Socio-economic inequality and environmental factors, such as climate change and pollution, are crucial components shaping our societies. Environmental parameters such as pollution crucially impact well-being and are estimated to result in millions of deaths annually.
A higher household income or greater national economic development generally lead to less exposure and vulnerability of populations to environmental pollution. However, research within developing countries is often challenging due to the limited availability of consistent and reliable data, especially if spatial identifiers in the data are needed. In the context of air pollution, the lack of air quality measurement stations across developing countries further prohibits any analysis (e.g. there exists one air pollution measurement station in the DRC, none in Angola, but more than 13 in Paris alone).
New data and methodological approaches are urgently needed for better understanding of these dynamics for more targeted pollution and poverty reduction policies.
We propose an innovative approach merging traditional survey data with satellite derived atmospheric data. We rely on both econometrics for causal identification and computational methods for out-of-sample prediction in order to shed light on the environmental burden on the world's poorest people.
Given that children are particularly vulnerable, we focus on the effects of airborne pollution on children's mortality in different socio-economic status households. We generate a sample of various household, economic development and environmental parameters connecting traditional social science survey data with new atmospheric pollution and other raster data to shed light on the interrelationship of poverty and environmental inequality across Sub-Saharan Africa. We investigate these two parameters by highlighting the effect of each separately but also simulate how policies addressing reductions in poverty and decreases of pollution will affect millions of the world's poorest.

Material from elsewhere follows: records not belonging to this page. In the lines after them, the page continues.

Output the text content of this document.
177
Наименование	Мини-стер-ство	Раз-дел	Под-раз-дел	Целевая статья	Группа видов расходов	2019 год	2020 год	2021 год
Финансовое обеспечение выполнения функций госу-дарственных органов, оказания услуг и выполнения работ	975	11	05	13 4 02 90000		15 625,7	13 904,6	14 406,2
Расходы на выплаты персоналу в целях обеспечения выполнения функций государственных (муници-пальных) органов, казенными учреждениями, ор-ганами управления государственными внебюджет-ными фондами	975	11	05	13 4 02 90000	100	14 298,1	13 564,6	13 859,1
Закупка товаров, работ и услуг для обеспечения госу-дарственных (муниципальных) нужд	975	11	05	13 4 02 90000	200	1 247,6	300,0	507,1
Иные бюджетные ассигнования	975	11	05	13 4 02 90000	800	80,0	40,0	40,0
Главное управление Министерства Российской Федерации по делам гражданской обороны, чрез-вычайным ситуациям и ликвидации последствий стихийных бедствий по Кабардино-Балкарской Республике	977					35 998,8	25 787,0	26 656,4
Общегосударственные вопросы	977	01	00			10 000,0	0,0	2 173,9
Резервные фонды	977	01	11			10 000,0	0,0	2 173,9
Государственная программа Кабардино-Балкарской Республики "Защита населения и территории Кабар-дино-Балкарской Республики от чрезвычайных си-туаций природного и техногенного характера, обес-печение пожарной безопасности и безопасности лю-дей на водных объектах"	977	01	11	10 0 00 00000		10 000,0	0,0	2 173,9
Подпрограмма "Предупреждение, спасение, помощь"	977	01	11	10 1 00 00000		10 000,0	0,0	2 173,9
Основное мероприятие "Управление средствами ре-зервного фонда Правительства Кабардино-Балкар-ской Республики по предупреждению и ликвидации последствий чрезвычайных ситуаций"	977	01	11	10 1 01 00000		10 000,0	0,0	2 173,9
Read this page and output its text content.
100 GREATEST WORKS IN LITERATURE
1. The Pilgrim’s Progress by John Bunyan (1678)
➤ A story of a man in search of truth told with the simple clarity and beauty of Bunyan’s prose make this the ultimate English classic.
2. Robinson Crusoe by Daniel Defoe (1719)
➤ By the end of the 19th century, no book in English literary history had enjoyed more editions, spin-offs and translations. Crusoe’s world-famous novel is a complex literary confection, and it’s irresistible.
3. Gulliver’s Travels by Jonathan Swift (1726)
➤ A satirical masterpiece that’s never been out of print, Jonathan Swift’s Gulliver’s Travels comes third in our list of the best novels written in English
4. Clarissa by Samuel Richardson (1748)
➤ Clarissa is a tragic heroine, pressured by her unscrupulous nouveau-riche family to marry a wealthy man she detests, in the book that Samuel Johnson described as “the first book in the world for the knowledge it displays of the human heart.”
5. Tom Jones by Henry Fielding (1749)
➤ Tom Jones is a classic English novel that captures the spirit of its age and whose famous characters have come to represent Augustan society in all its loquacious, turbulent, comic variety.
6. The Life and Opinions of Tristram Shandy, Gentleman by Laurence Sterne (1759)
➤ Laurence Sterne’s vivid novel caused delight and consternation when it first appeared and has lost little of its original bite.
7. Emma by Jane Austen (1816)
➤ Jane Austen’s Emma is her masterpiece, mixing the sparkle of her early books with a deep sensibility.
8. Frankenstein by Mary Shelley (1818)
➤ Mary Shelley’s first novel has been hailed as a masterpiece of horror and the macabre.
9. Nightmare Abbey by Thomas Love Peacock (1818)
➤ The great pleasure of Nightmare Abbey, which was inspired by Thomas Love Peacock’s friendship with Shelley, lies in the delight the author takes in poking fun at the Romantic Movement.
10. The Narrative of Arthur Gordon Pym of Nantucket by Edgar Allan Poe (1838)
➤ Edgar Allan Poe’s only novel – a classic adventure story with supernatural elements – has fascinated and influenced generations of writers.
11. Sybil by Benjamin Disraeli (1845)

We have compiled a large data set consisting of over one million observations across various countries in Sub- Saharan Africa. We have added various pixel level spatial data sources to include various environmental quality, climate and geography related parameters.
Preliminary results indicate significant effects of both airborne pollution and poverty on children's likelihood of surviving early childhood. Effects of socio-economic income are indicated to be higher, implying that policies targeting poverty may be a more effective tool to reduce the environmental burden of people residing in poverty.